Plaintifffurther contends that "the ALJ improperly considered [p]laintiff's depression to be non-severe." Joint Stip. at 7-8. A "severe" impairment, or combination of impairments, is defined as one that significantly limits physical or mental ability to do basic work activities. See 20 C.F.R. §§ 404.1520, 416.920. Despite use of the term "severe," most circuits, including the Ninth Circuit, have held that "the step-two inquiry is a de minimis screening device to dispose of groundless claims." Smolen v. Chater, 80 F.3d 1273, 1290 (9th Cir. 1996) (citing Bowen v. Yuckert, 482 U.S. at 153-54); see Hawkins v. Chater, 113 F.3d 1162, 1169 (10th Cir. 1997) ("A claimant's showing at level two that he or she has a severe impairment has been described as 'de minimis'"); see also Hudson v. Bowen, 870 F.2d 1392, 1396 (8th Cir. 1989) (evaluation can stop at step two only when there is no more than minimal effect on ability to work). In light of the Court's conclusion that the ALJ failed to properly consider the opinion of Dr. Alfonso concerning plaintiff's mental condition, the ALJ is instructed on remand to reconsider the severity of plaintiff's mental impairment at step two of the sequential analysis. Accordingly, remand is warranted.*fn9
VI. REMAND FOR FURTHER PROCEEDINGS
As a general rule, remand is warranted where additional administrative proceedings could remedy defects in the Commissioner's decision. See Harman v. Apfel, 211 F.3d 1172, 1179 (9th Cir.), cert. denied, 531 U.S. 1038 (2000); Kail v. Heckler, 722 F.2d 1496, 1497 (9th Cir. 1984). In this case, remand is appropriate in order to properly consider the opinion of Dr. Alfonso. The ALJ is instructed to take whatever further action is deemed appropriate and consistent with this decision.

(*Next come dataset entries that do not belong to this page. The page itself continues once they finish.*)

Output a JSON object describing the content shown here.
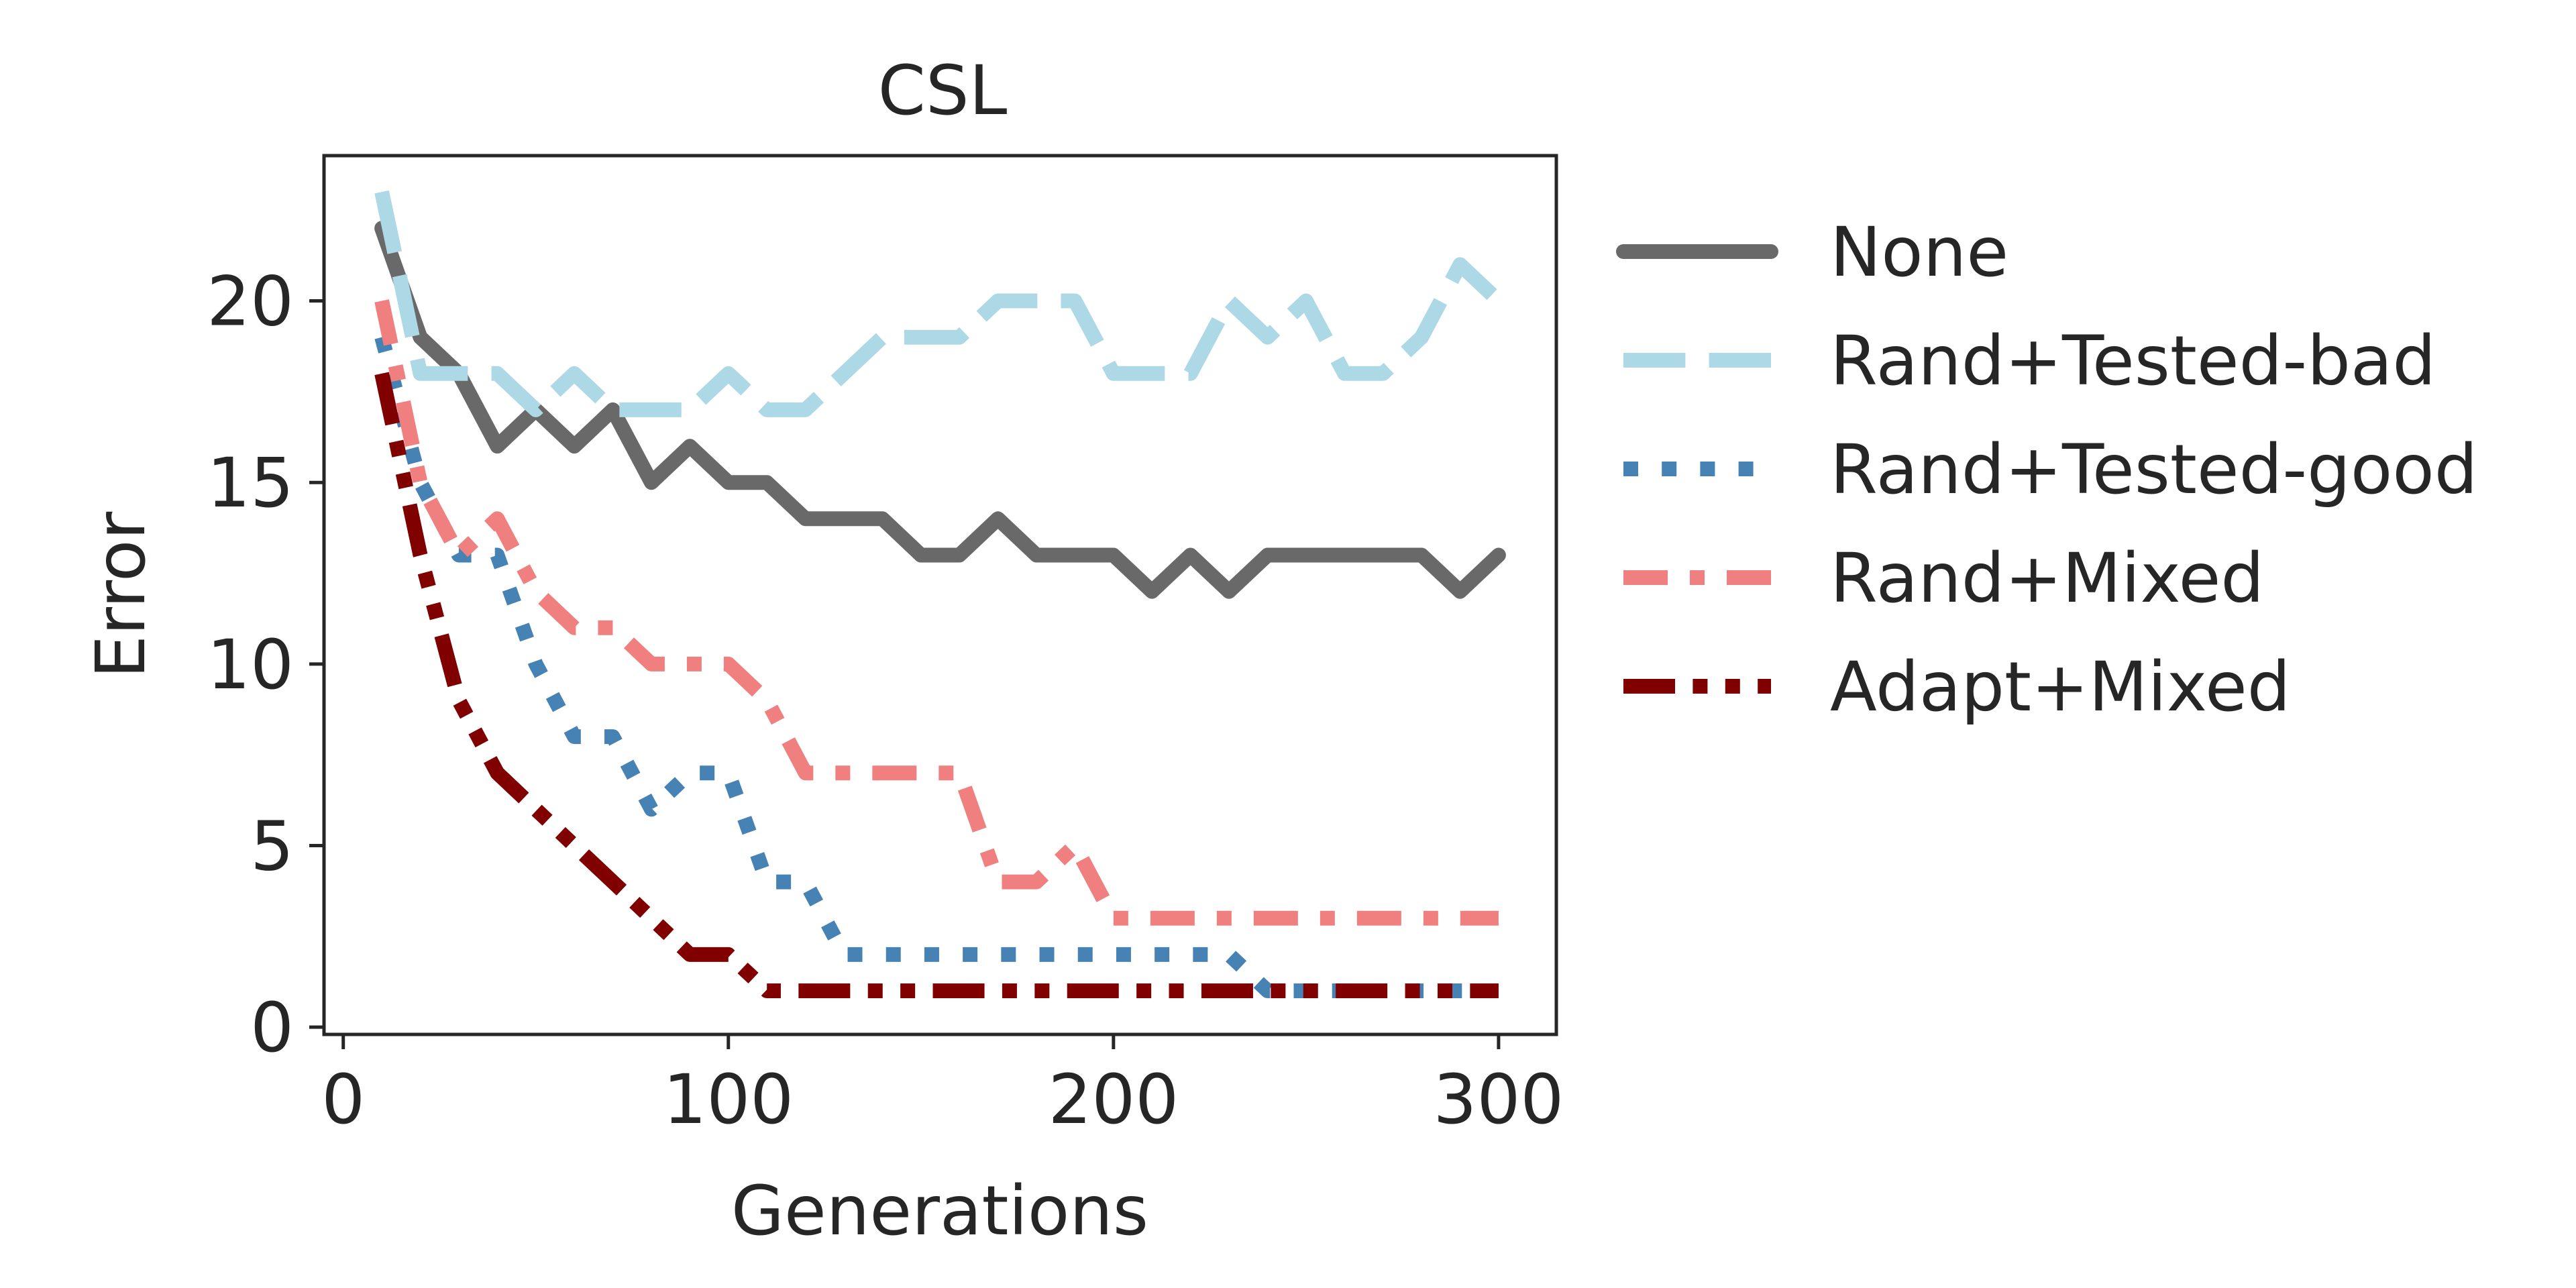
{
  "chart_data": {
    "type": "line",
    "title": "CSL",
    "xlabel": "Generations",
    "ylabel": "Error",
    "xlim": [
      -5,
      315
    ],
    "ylim": [
      -0.2,
      24
    ],
    "xticks": [
      0,
      100,
      200,
      300
    ],
    "yticks": [
      0,
      5,
      10,
      15,
      20
    ],
    "grid": false,
    "legend_position": "outside-right",
    "x": [
      10,
      20,
      30,
      40,
      50,
      60,
      70,
      80,
      90,
      100,
      110,
      120,
      130,
      140,
      150,
      160,
      170,
      180,
      190,
      200,
      210,
      220,
      230,
      240,
      250,
      260,
      270,
      280,
      290,
      300
    ],
    "series": [
      {
        "name": "None",
        "color": "#696969",
        "dash": "solid",
        "values": [
          22,
          19,
          18,
          16,
          17,
          16,
          17,
          15,
          16,
          15,
          15,
          14,
          14,
          14,
          13,
          13,
          14,
          13,
          13,
          13,
          12,
          13,
          12,
          13,
          13,
          13,
          13,
          13,
          12,
          13
        ]
      },
      {
        "name": "Rand+Tested-bad",
        "color": "#add8e6",
        "dash": "dashed",
        "values": [
          23,
          18,
          18,
          18,
          17,
          18,
          17,
          17,
          17,
          18,
          17,
          17,
          18,
          19,
          19,
          19,
          20,
          20,
          20,
          18,
          18,
          18,
          20,
          19,
          20,
          18,
          18,
          19,
          21,
          20
        ]
      },
      {
        "name": "Rand+Tested-good",
        "color": "#4682b4",
        "dash": "dotted",
        "values": [
          19,
          15,
          13,
          13,
          10,
          8,
          8,
          6,
          7,
          7,
          4,
          4,
          2,
          2,
          2,
          2,
          2,
          2,
          2,
          2,
          2,
          2,
          2,
          1,
          1,
          1,
          1,
          1,
          1,
          1
        ]
      },
      {
        "name": "Rand+Mixed",
        "color": "#f08080",
        "dash": "dashdot-short",
        "values": [
          20,
          15,
          13,
          14,
          12,
          11,
          11,
          10,
          10,
          10,
          9,
          7,
          7,
          7,
          7,
          7,
          4,
          4,
          5,
          3,
          3,
          3,
          3,
          3,
          3,
          3,
          3,
          3,
          3,
          3
        ]
      },
      {
        "name": "Adapt+Mixed",
        "color": "#800000",
        "dash": "dashdotdot",
        "values": [
          18,
          13,
          9,
          7,
          6,
          5,
          4,
          3,
          2,
          2,
          1,
          1,
          1,
          1,
          1,
          1,
          1,
          1,
          1,
          1,
          1,
          1,
          1,
          1,
          1,
          1,
          1,
          1,
          1,
          1
        ]
      }
    ]
  }
}
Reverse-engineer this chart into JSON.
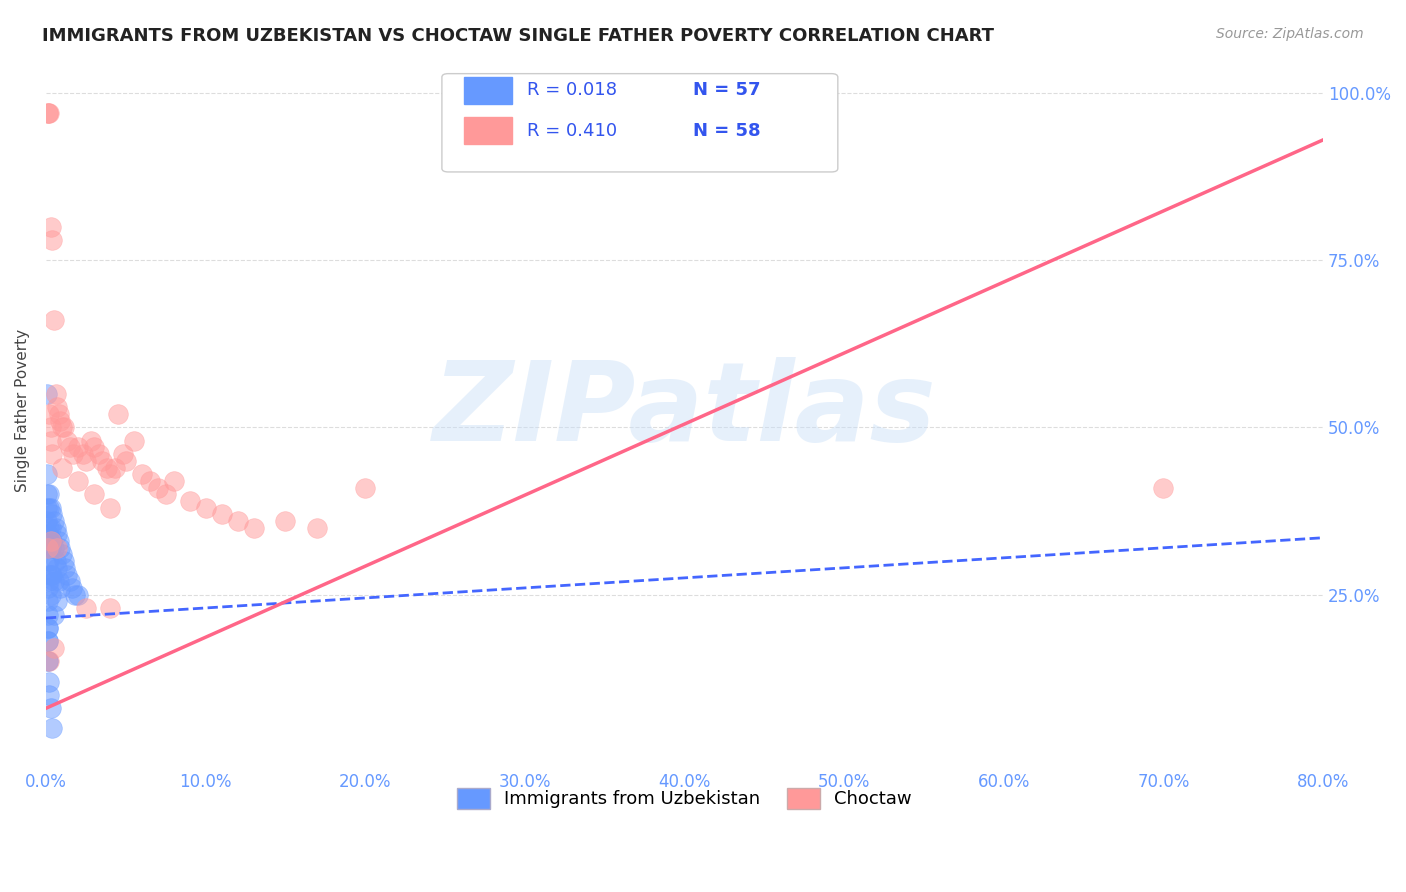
{
  "title": "IMMIGRANTS FROM UZBEKISTAN VS CHOCTAW SINGLE FATHER POVERTY CORRELATION CHART",
  "source": "Source: ZipAtlas.com",
  "ylabel": "Single Father Poverty",
  "legend_label1": "Immigrants from Uzbekistan",
  "legend_label2": "Choctaw",
  "r1": "0.018",
  "n1": "57",
  "r2": "0.410",
  "n2": "58",
  "xlim": [
    0.0,
    0.8
  ],
  "ylim": [
    0.0,
    1.05
  ],
  "yticks": [
    0.25,
    0.5,
    0.75,
    1.0
  ],
  "ytick_labels": [
    "25.0%",
    "50.0%",
    "75.0%",
    "100.0%"
  ],
  "xticks": [
    0.0,
    0.1,
    0.2,
    0.3,
    0.4,
    0.5,
    0.6,
    0.7,
    0.8
  ],
  "color_blue": "#6699ff",
  "color_pink": "#ff9999",
  "color_blue_line": "#4466ff",
  "color_pink_line": "#ff6688",
  "background": "#ffffff",
  "watermark": "ZIPatlas",
  "uzbekistan_x": [
    0.0005,
    0.0006,
    0.0007,
    0.0008,
    0.0009,
    0.001,
    0.001,
    0.001,
    0.001,
    0.001,
    0.001,
    0.001,
    0.001,
    0.0012,
    0.0015,
    0.002,
    0.002,
    0.002,
    0.002,
    0.002,
    0.002,
    0.003,
    0.003,
    0.003,
    0.003,
    0.003,
    0.004,
    0.004,
    0.004,
    0.005,
    0.005,
    0.005,
    0.005,
    0.006,
    0.006,
    0.007,
    0.007,
    0.007,
    0.008,
    0.008,
    0.009,
    0.009,
    0.01,
    0.011,
    0.012,
    0.013,
    0.015,
    0.016,
    0.018,
    0.02,
    0.001,
    0.001,
    0.001,
    0.002,
    0.002,
    0.003,
    0.004
  ],
  "uzbekistan_y": [
    0.55,
    0.43,
    0.4,
    0.38,
    0.36,
    0.34,
    0.32,
    0.3,
    0.28,
    0.26,
    0.24,
    0.22,
    0.2,
    0.18,
    0.15,
    0.4,
    0.38,
    0.35,
    0.33,
    0.3,
    0.27,
    0.38,
    0.35,
    0.32,
    0.28,
    0.25,
    0.37,
    0.33,
    0.28,
    0.36,
    0.32,
    0.27,
    0.22,
    0.35,
    0.3,
    0.34,
    0.29,
    0.24,
    0.33,
    0.27,
    0.32,
    0.26,
    0.31,
    0.3,
    0.29,
    0.28,
    0.27,
    0.26,
    0.25,
    0.25,
    0.2,
    0.18,
    0.15,
    0.12,
    0.1,
    0.08,
    0.05
  ],
  "choctaw_x": [
    0.001,
    0.001,
    0.002,
    0.002,
    0.003,
    0.003,
    0.004,
    0.005,
    0.006,
    0.007,
    0.008,
    0.009,
    0.01,
    0.011,
    0.013,
    0.015,
    0.017,
    0.02,
    0.023,
    0.025,
    0.028,
    0.03,
    0.033,
    0.035,
    0.038,
    0.04,
    0.043,
    0.045,
    0.048,
    0.05,
    0.055,
    0.06,
    0.065,
    0.07,
    0.075,
    0.08,
    0.09,
    0.1,
    0.11,
    0.12,
    0.13,
    0.15,
    0.17,
    0.2,
    0.003,
    0.004,
    0.01,
    0.02,
    0.03,
    0.04,
    0.003,
    0.007,
    0.025,
    0.04,
    0.7,
    0.001,
    0.002,
    0.005
  ],
  "choctaw_y": [
    0.97,
    0.97,
    0.97,
    0.52,
    0.5,
    0.8,
    0.78,
    0.66,
    0.55,
    0.53,
    0.52,
    0.51,
    0.5,
    0.5,
    0.48,
    0.47,
    0.46,
    0.47,
    0.46,
    0.45,
    0.48,
    0.47,
    0.46,
    0.45,
    0.44,
    0.43,
    0.44,
    0.52,
    0.46,
    0.45,
    0.48,
    0.43,
    0.42,
    0.41,
    0.4,
    0.42,
    0.39,
    0.38,
    0.37,
    0.36,
    0.35,
    0.36,
    0.35,
    0.41,
    0.48,
    0.46,
    0.44,
    0.42,
    0.4,
    0.38,
    0.33,
    0.32,
    0.23,
    0.23,
    0.41,
    0.32,
    0.15,
    0.17
  ],
  "blue_trend_x": [
    0.0,
    0.8
  ],
  "blue_trend_y": [
    0.215,
    0.335
  ],
  "pink_trend_x": [
    0.0,
    0.8
  ],
  "pink_trend_y": [
    0.08,
    0.93
  ]
}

Accordingly, IT IS HEREBY ORDERED that:
(1) plaintiff's request for remand is granted;
(2) the decision of the Commissioner is reversed; and
(3) this action is remanded to defendant for further proceedings consistent with this Memorandum Opinion.
This Memorandum Opinion and Order is not intended for publication, nor is it intended to be included or submitted to any online service such as Westlaw or Lexis.